Texte de la question

M. Yannick Moreau, député de la Vendée littorale et membre du groupe d'études "Mer, pêche et souveraineté maritime" de l'Assemblée nationale, alerte M. le secrétaire d'État, auprès de la ministre de l'écologie, du développement durable et de l'énergie, chargé des transports, de la mer et de la pêche sur l'urgence de défendre la pêche française et les pêcheurs de notre pays, en particulier dans les négociations européennes en cours. Le Conseil européen de pêche qui se réunit en fin d'année ne permet pas aux professionnels de la mer de définir des stratégies d'entreprises viables. Par ailleurs, alors que se tiendront le 2 décembre à Nantes et à Saint-Nazaire les "Assises de la mer" ainsi qu'une grande manifestation des professionnels du secteur, il rappelle que le secteur de la pêche génère chaque année plus d'un milliard d'euros de chiffre d'affaires et regrette que ce portefeuille ne soit pas rattaché à celui de l'agriculture. C'est hélas la traduction d'une vision punitive de l'écologie et non pas valorisée comme un atout économique. Il rappelle que le nombre d'espèces de poissons qui ne sont plus menacées a été multiplié par 4 en 5 ans, alors que, depuis 15 ans, la flottille de pêche française a diminué de moitié. La pêche européenne et nos pêcheurs français ne cessent de multiplier les efforts pour répondre à des critères toujours plus exigeants. Mais il y a une concurrence déloyale que nous devons avoir la lucidité de dénoncer. Il lui demande donc où en sont les négociations européennes et ce que compte faire le Gouvernement français pour défendre nos pêcheurs, en particulier dans la négociation des totaux admissibles de captures (TAC) en plaidant notamment l'intégration de critères sociaux-économiques dans leur définition.

Texte de la réponse

DÉFENSE DES INTÉRÊTS DE LA PÊCHE FRANÇAISE


M. le président. La parole est à M. Yannick Moreau, pour exposer sa question, n°  802, relative à la défense des intérêts de la pêche française.

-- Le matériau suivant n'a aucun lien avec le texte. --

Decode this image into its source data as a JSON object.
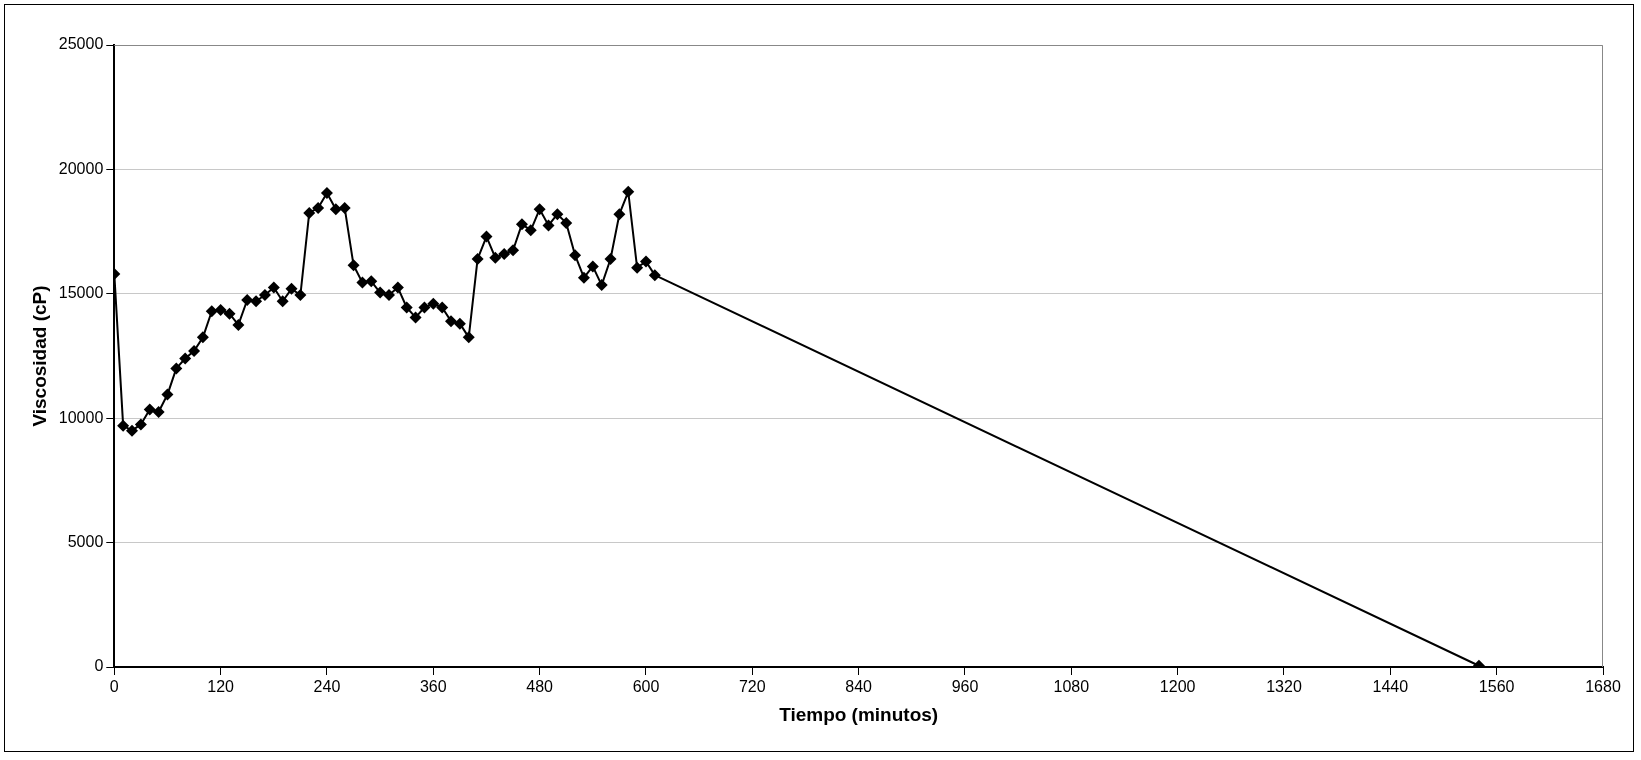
{
  "chart_data": {
    "type": "line",
    "xlabel": "Tiempo (minutos)",
    "ylabel": "Viscosidad (cP)",
    "x": [
      0,
      10,
      20,
      30,
      40,
      50,
      60,
      70,
      80,
      90,
      100,
      110,
      120,
      130,
      140,
      150,
      160,
      170,
      180,
      190,
      200,
      210,
      220,
      230,
      240,
      250,
      260,
      270,
      280,
      290,
      300,
      310,
      320,
      330,
      340,
      350,
      360,
      370,
      380,
      390,
      400,
      410,
      420,
      430,
      440,
      450,
      460,
      470,
      480,
      490,
      500,
      510,
      520,
      530,
      540,
      550,
      560,
      570,
      580,
      590,
      600,
      610,
      1540
    ],
    "series": [
      {
        "color": "#000000",
        "values": [
          15800,
          9700,
          9500,
          9750,
          10350,
          10250,
          10950,
          12000,
          12400,
          12700,
          13250,
          14300,
          14350,
          14200,
          13750,
          14750,
          14700,
          14950,
          15250,
          14700,
          15200,
          14950,
          18250,
          18450,
          19050,
          18400,
          18450,
          16150,
          15450,
          15500,
          15050,
          14950,
          15250,
          14450,
          14050,
          14450,
          14600,
          14450,
          13900,
          13800,
          13250,
          16400,
          17300,
          16450,
          16600,
          16750,
          17800,
          17550,
          18400,
          17750,
          18200,
          17850,
          16550,
          15650,
          16100,
          15350,
          16400,
          18200,
          19100,
          16050,
          16300,
          15750,
          50
        ]
      }
    ],
    "xlim": [
      0,
      1680
    ],
    "xticks": [
      0,
      120,
      240,
      360,
      480,
      600,
      720,
      840,
      960,
      1080,
      1200,
      1320,
      1440,
      1560,
      1680
    ],
    "ylim": [
      0,
      25000
    ],
    "yticks": [
      0,
      5000,
      10000,
      15000,
      20000,
      25000
    ],
    "grid": "y",
    "legend": false,
    "marker": "diamond",
    "line_style": "solid"
  }
}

M. Yannick Moreau. Madame la ministre, ma question s'adresse en réalité à M. le Premier ministre. À Nantes et à La Rochelle, avec le soutien des marins de Méditerranée, de Bretagne et de la Manche, les pêcheurs de la Vendée littorale et de toute la France ont posé le sac à terre. Ils ont sacrifié des journées de pêche pour crier que la pêche artisanale française est au bord de l'agonie, asphyxiée par les contraintes, les taxes et la réduction inexorable, année après année, de leurs droits de pêche. Le poisson est bien là, présent dans le Golfe de Gascogne, et pourtant les totaux admissibles de captures – TAC – et les quotas baissent tous les ans.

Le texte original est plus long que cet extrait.